After taking a long winter’s nap from eating your bodyweight in cookies, there are few things better than a Christmas Day football game.
But while we watch with excitement, the players are forced to be away from their families during one of the family-centered holidays.
Bill Cowher, the former head coach of the Pittsburgh Steelers, was on CBS Mornings and talked with Nate Burleson and Gayle King about how the team handled Christmas Day games when he was in charge.
“We’re in Appleton, Wisconsin, getting ready to play the Green Bay Packers and we were the only ones in the hotel,” Cowher told Burleson and King. “So Dick LeBeau would come up and recite Clement Clark Moore’s ‘Twas the Night Before Christmas.”
LeBeau’s reading of ‘Twas the Night Before Christmas has become that of legend within Steelers lore over the years. What few people know is that the former defensive coordinator didn’t just read it to the players, he performed it.
“He sets the scene with a whole page that he memorized and wrote to set the scene for the poem,” former Steelers defensive end Aaron Smith recalled to Steelers Depot’s Scott Brown. “It’s crazy, you’ve got the alphas of the alphas and you’re in a meeting with a bunch of alpha males that play professional football, which is a violent game, and this is the night before a game.

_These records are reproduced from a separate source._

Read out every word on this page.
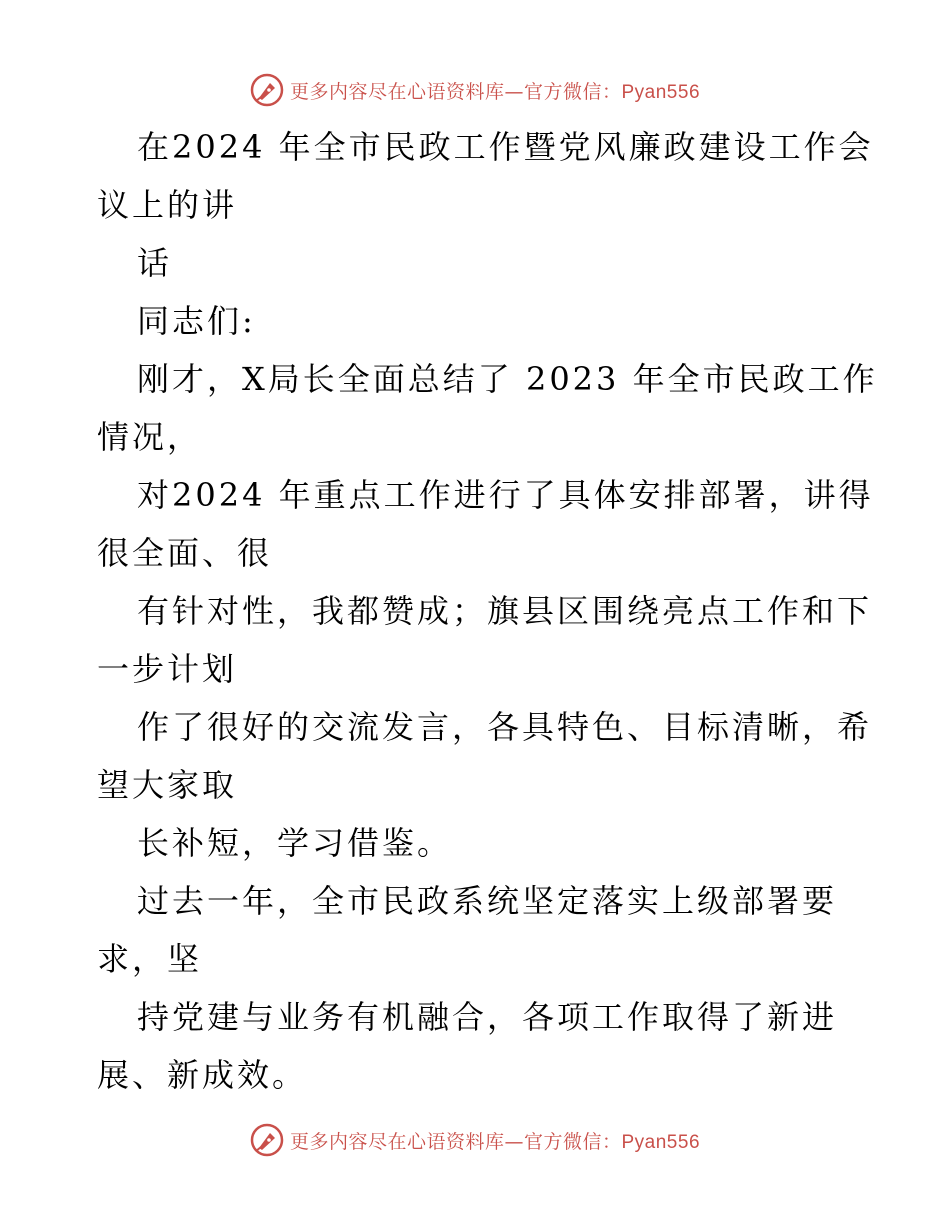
更多内容尽在心语资料库—官方微信：Pyan556
在2024 年全市民政工作暨党风廉政建设工作会
议上的讲
话
同志们:
刚才，X局长全面总结了 2023 年全市民政工作
情况，
对2024 年重点工作进行了具体安排部署，讲得
很全面、很
有针对性，我都赞成；旗县区围绕亮点工作和下
一步计划
作了很好的交流发言，各具特色、目标清晰，希
望大家取
长补短，学习借鉴。
过去一年，全市民政系统坚定落实上级部署要
求，坚
持党建与业务有机融合，各项工作取得了新进
展、新成效。
更多内容尽在心语资料库—官方微信：Pyan556
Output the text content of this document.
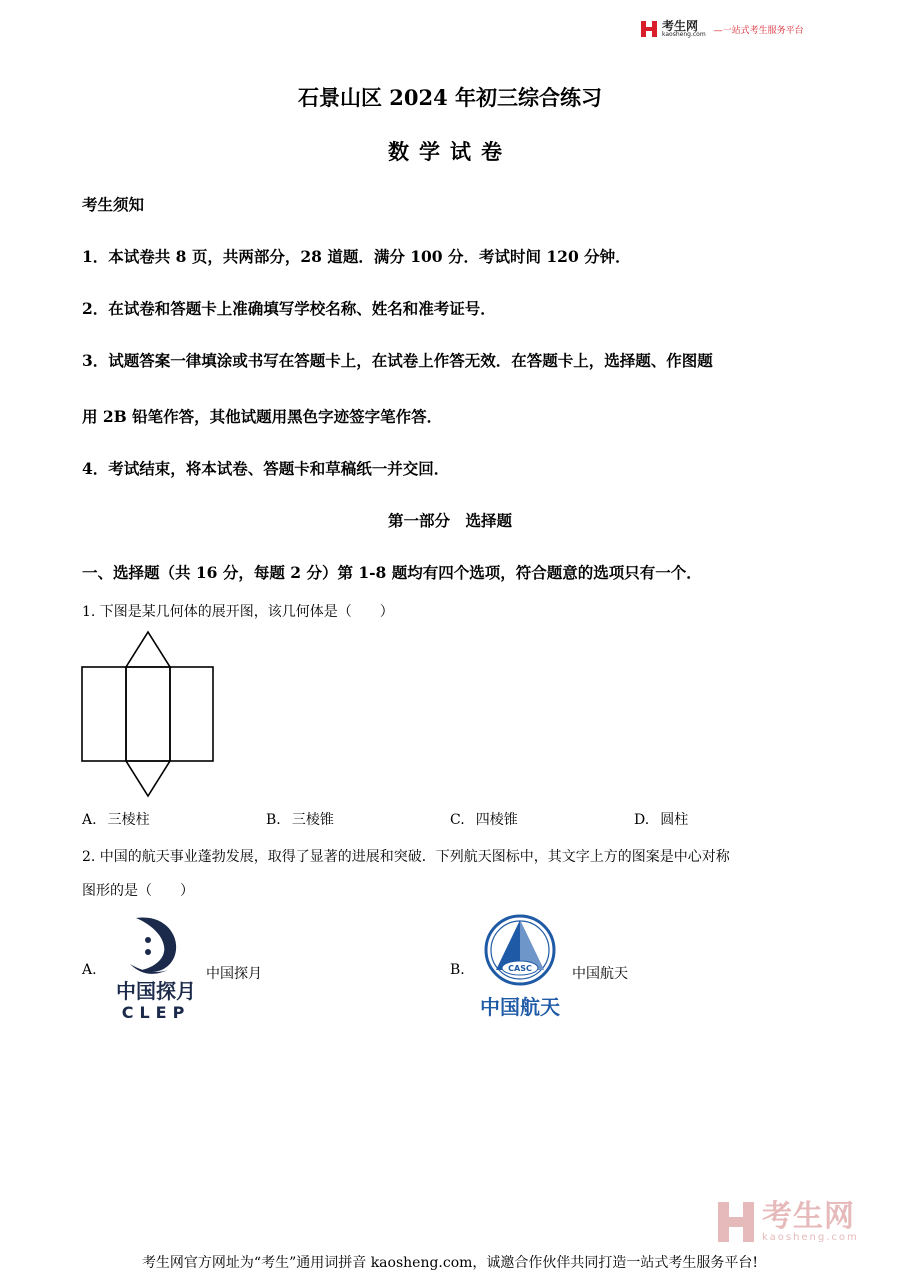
考生网
kaosheng.com —一站式考生服务平台
石景山区 2024 年初三综合练习
数学试卷
考生须知
1．本试卷共 8 页，共两部分，28 道题．满分 100 分．考试时间 120 分钟．
2．在试卷和答题卡上准确填写学校名称、姓名和准考证号．
3．试题答案一律填涂或书写在答题卡上，在试卷上作答无效．在答题卡上，选择题、作图题
用 2B 铅笔作答，其他试题用黑色字迹签字笔作答．
4．考试结束，将本试卷、答题卡和草稿纸一并交回．
第一部分　选择题
一、选择题（共 16 分，每题 2 分）第 1-8 题均有四个选项，符合题意的选项只有一个．
1. 下图是某几何体的展开图，该几何体是（　　）
A. 三棱柱	B. 三棱锥	C. 四棱锥	D. 圆柱
2. 中国的航天事业蓬勃发展，取得了显著的进展和突破．下列航天图标中，其文字上方的图案是中心对称
图形的是（　　）
A.
中国探月
CLEP
中国探月	B.	CASC
中国航天
中国航天
考生网
kaosheng.com
考生网官方网址为“考生”通用词拼音 kaosheng.com，诚邀合作伙伴共同打造一站式考生服务平台!
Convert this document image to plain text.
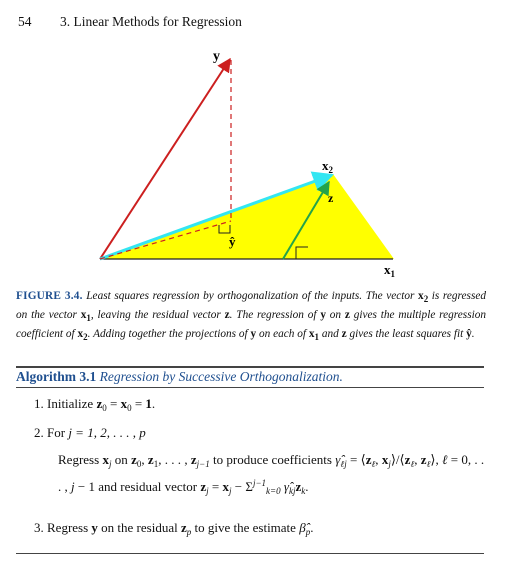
54 3. Linear Methods for Regression
y
$x_2$
z
ŷ
$x_1$
FIGURE 3.4. Least squares regression by orthogonalization of the inputs. The vector $x_2$ is regressed on the vector $x_1$, leaving the residual vector z. The regression of y on z gives the multiple regression coefficient of $x_2$. Adding together the projections of y on each of $x_1$ and z gives the least squares fit ŷ.
Algorithm 3.1 Regression by Successive Orthogonalization.
1. Initialize $z_0 = x_0 = 1$.
2. For j = 1, 2, . . . , p
Regress $x_j$ on $z_0$, $z_1$, . . . , $z_{j-1}$ to produce coefficients $\gammâ_{\ell j}$ = $⟨z_\ell$, $x_j⟩/⟨z_\ell$, $z_\ell⟩$, ℓ = 0, . . . , j − 1 and residual vector $z_j = x_j - \Sigma^{j-1}_{k=0}$ $\gammâ_{kj}z_k$.
3. Regress y on the residual $z_p$ to give the estimate $\betâ_p$.
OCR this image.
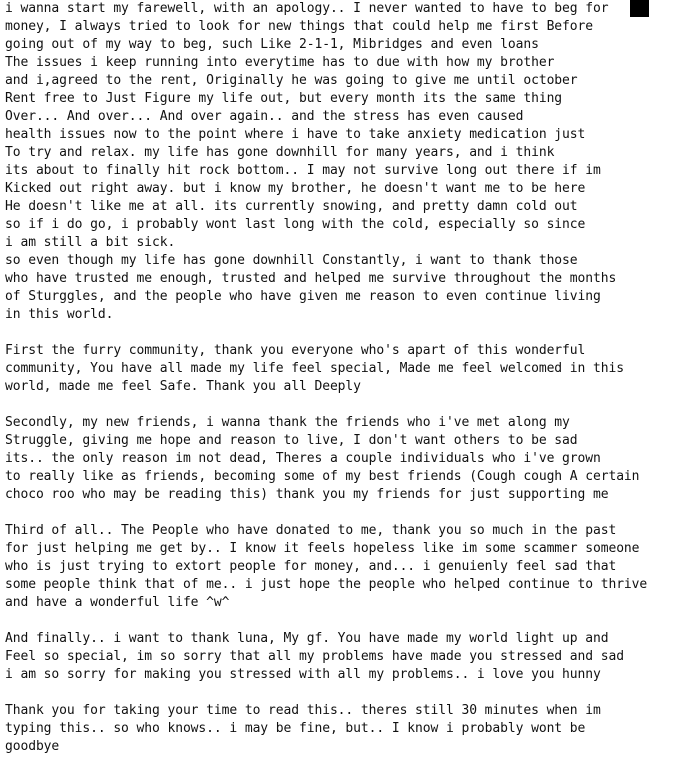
i wanna start my farewell, with an apology.. I never wanted to have to beg for
money, I always tried to look for new things that could help me first Before
going out of my way to beg, such Like 2-1-1, Mibridges and even loans
The issues i keep running into everytime has to due with how my brother
and i,agreed to the rent, Originally he was going to give me until october
Rent free to Just Figure my life out, but every month its the same thing
Over... And over... And over again.. and the stress has even caused
health issues now to the point where i have to take anxiety medication just
To try and relax. my life has gone downhill for many years, and i think
its about to finally hit rock bottom.. I may not survive long out there if im
Kicked out right away. but i know my brother, he doesn't want me to be here
He doesn't like me at all. its currently snowing, and pretty damn cold out
so if i do go, i probably wont last long with the cold, especially so since
i am still a bit sick.
so even though my life has gone downhill Constantly, i want to thank those
who have trusted me enough, trusted and helped me survive throughout the months
of Sturggles, and the people who have given me reason to even continue living
in this world.
First the furry community, thank you everyone who's apart of this wonderful
community, You have all made my life feel special, Made me feel welcomed in this
world, made me feel Safe. Thank you all Deeply
Secondly, my new friends, i wanna thank the friends who i've met along my
Struggle, giving me hope and reason to live, I don't want others to be sad
its.. the only reason im not dead, Theres a couple individuals who i've grown
to really like as friends, becoming some of my best friends (Cough cough A certain
choco roo who may be reading this) thank you my friends for just supporting me
Third of all.. The People who have donated to me, thank you so much in the past
for just helping me get by.. I know it feels hopeless like im some scammer someone
who is just trying to extort people for money, and... i genuienly feel sad that
some people think that of me.. i just hope the people who helped continue to thrive
and have a wonderful life ^w^
And finally.. i want to thank luna, My gf. You have made my world light up and
Feel so special, im so sorry that all my problems have made you stressed and sad
i am so sorry for making you stressed with all my problems.. i love you hunny
Thank you for taking your time to read this.. theres still 30 minutes when im
typing this.. so who knows.. i may be fine, but.. I know i probably wont be
goodbye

“That mindset is there and you get this guy who stands up there and starts this poem the night before a game but he’s so animated and so into it. He’s in full-on character. If you look around the room, you’ve got nothing but alpha males and they’re like little kids, the look in their eyes. You feel like you’re a kid in kindergarten watching some guy perform a scene in front of you and you’re just captivated by it.”
For the 13 years LeBeau was in Pittsburgh, he continued the tradition started within his own family, and while it may seem that act may grow old over time, former Steelers assistant head coach John Mitchell assured Brown it did not.
“You would think guys who had been here six, seven years would get tired of it,” said former Steelers assistant head coach John Mitchell. “But when December came, every day they would come in and tease Dick, ‘Hey, get your act together. We’re looking forward to The Night Before Christmas.”
Cowher explained that it was the team’s way of separating the game from life and focusing on what was important to them: family and each other.
For those keeping score at home, Cowher did mention that the Steelers won that game, gifting the city of Pittsburgh one last present.